In New Relic Synthetics these times show up simply as 'waiting'. By monitoring the nginx logs I can see that those times correspond to how long it takes incoming requests to hit the server.
This is a Rails app running Unicorn & Nginx on a 2GB droplet. I have previously optimized my Unicorn configuration according to this article: https://www.digitalocean.com/community/tutorials/how-to-optimize-unicorn-workers-in-a-ruby-on-rails-app, and our memory usage tends to hover around 50%. Nonetheless, I also noticed a bunch of these in that same log output from above:
2016/03/15 06:52:36 [error] 9460#0: *1110377 connect() to unix:/tmp/unicorn.streamfeed.sock failed (11: Resource temporarily unavailable) while connecting to upstream, client: 66.226.75.13, server: streamfeed.com, request: "GET /watch HTTP/1.1", upstream: "http://unix:/tmp/unicorn.streamfeed.sock:/watch", host: "streamfeed.com", referrer: "http://google.com/"
Which, without having any better ideas, I figured might mean we're getting more traffic than our number of Unicorn workers can handle (our traffic has been increasing steadily and we just had our busiest day ever the other day). So I upgraded our droplet to 4GB and doubled the number of Unicorn workers, but that didn't fix it - sometimes I'm seeing those 11 errors, sometimes it's 110.
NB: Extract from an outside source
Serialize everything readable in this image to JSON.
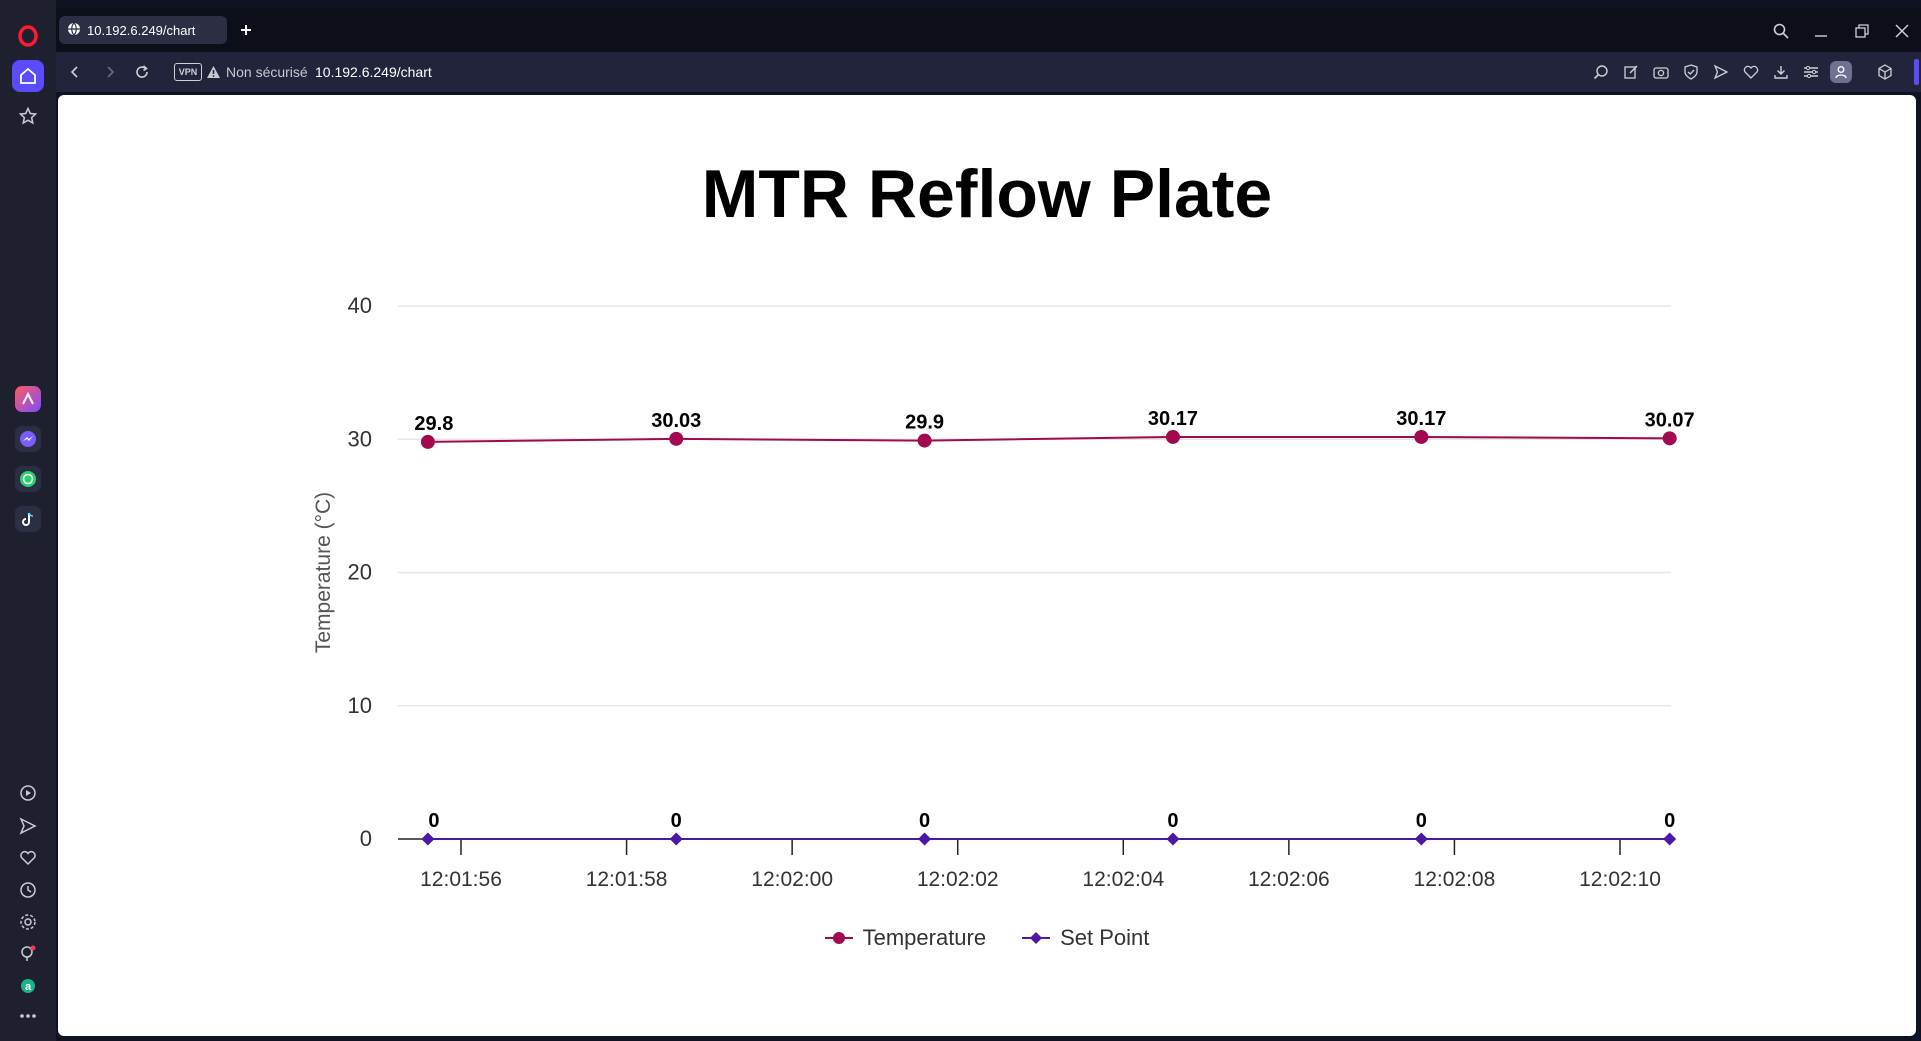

This is not a matter of optimization of my code - the relevant actions still take 1-2 seconds to actually process (per New Relic) once the request finally gets through, including any database queries. The delay is occurring before the request even hits the server. CPU usage of both of our droplets (app server & database) is under 50%, as is memory usage. There are no errors in the Unicorn logs. I have tried every method I've found online of tweaking/optimizing nginx & unicorn and nothing has made a difference - if anything, the load times continue to increase. We're now seeing 40-50 second waits for requests to be handled, which effectively means our site is crippled. I hadn't altered any relevant settings or code for a very long time before this started happening. I've rolled back my relevant files to what they were when this started happening, since none of the tweaks/changes I made made a difference. I'm desperate to get our site working again...hopefully someone out there can help.
nginx.conf:
upstream unicorn {
server unix:/tmp/unicorn.streamfeed.sock fail_timeout=0;
}
server {
server_name www.streamfeed.com;
rewrite ^(.*) http://streamfeed.com$1 permanent;
}
server {
listen 80 default_server deferred;
# server_name example.com;
server_name streamfeed.com;
root /home/deployer/apps/streamfeed/current/public;
location ^~ /assets/ {
gzip_static on;
expires max;
add_header Cache-Control public;
location ~* \.(js|css)$ {
add_header Access-Control-Allow-Origin *;
}
}
location ^~ /fonts/ {
gzip_static on;
expires max;
add_header Cache-Control public;
location ~* \.(ttf|ttc|otf|eot|woff|svg|font.css)$ {
add_header Access-Control-Allow-Origin *;
}
}
try_files $uri/index.html $uri @unicorn;
location @unicorn {
proxy_set_header X-Forwarded-For $proxy_add_x_forwarded_for;
proxy_set_header Host $http_host;
proxy_redirect off;
proxy_pass http://unicorn;
}
error_page 500 502 503 504 /500.html;
client_max_body_size 4G;
keepalive_timeout 30;
}
unicorn.rb:
root = "/home/deployer/apps/streamfeed/current"
working_directory root
pid "#{root}/tmp/pids/unicorn.pid"
stderr_path "#{root}/log/unicorn.log"
stdout_path "#{root}/log/unicorn.log"
listen "/tmp/unicorn.streamfeed.sock"
worker_processes 11
timeout 60
config.ru: # This file is used by Rack-based servers to start the application.
if ENV['RAILS_ENV'] == 'production'
require 'unicorn/worker_killer'
max_request_min = 500
max_request_max = 600
# Max requests per worker
use Unicorn::WorkerKiller::MaxRequests, max_request_min, max_request_max
oom_min = (240) * (1024**2)
oom_max = (260) * (1024**2)
# Max memory size (RSS) per worker
use Unicorn::WorkerKiller::Oom, oom_min, oom_max
end
require ::File.expand_path('../config/environment', __FILE__)
run Rails.application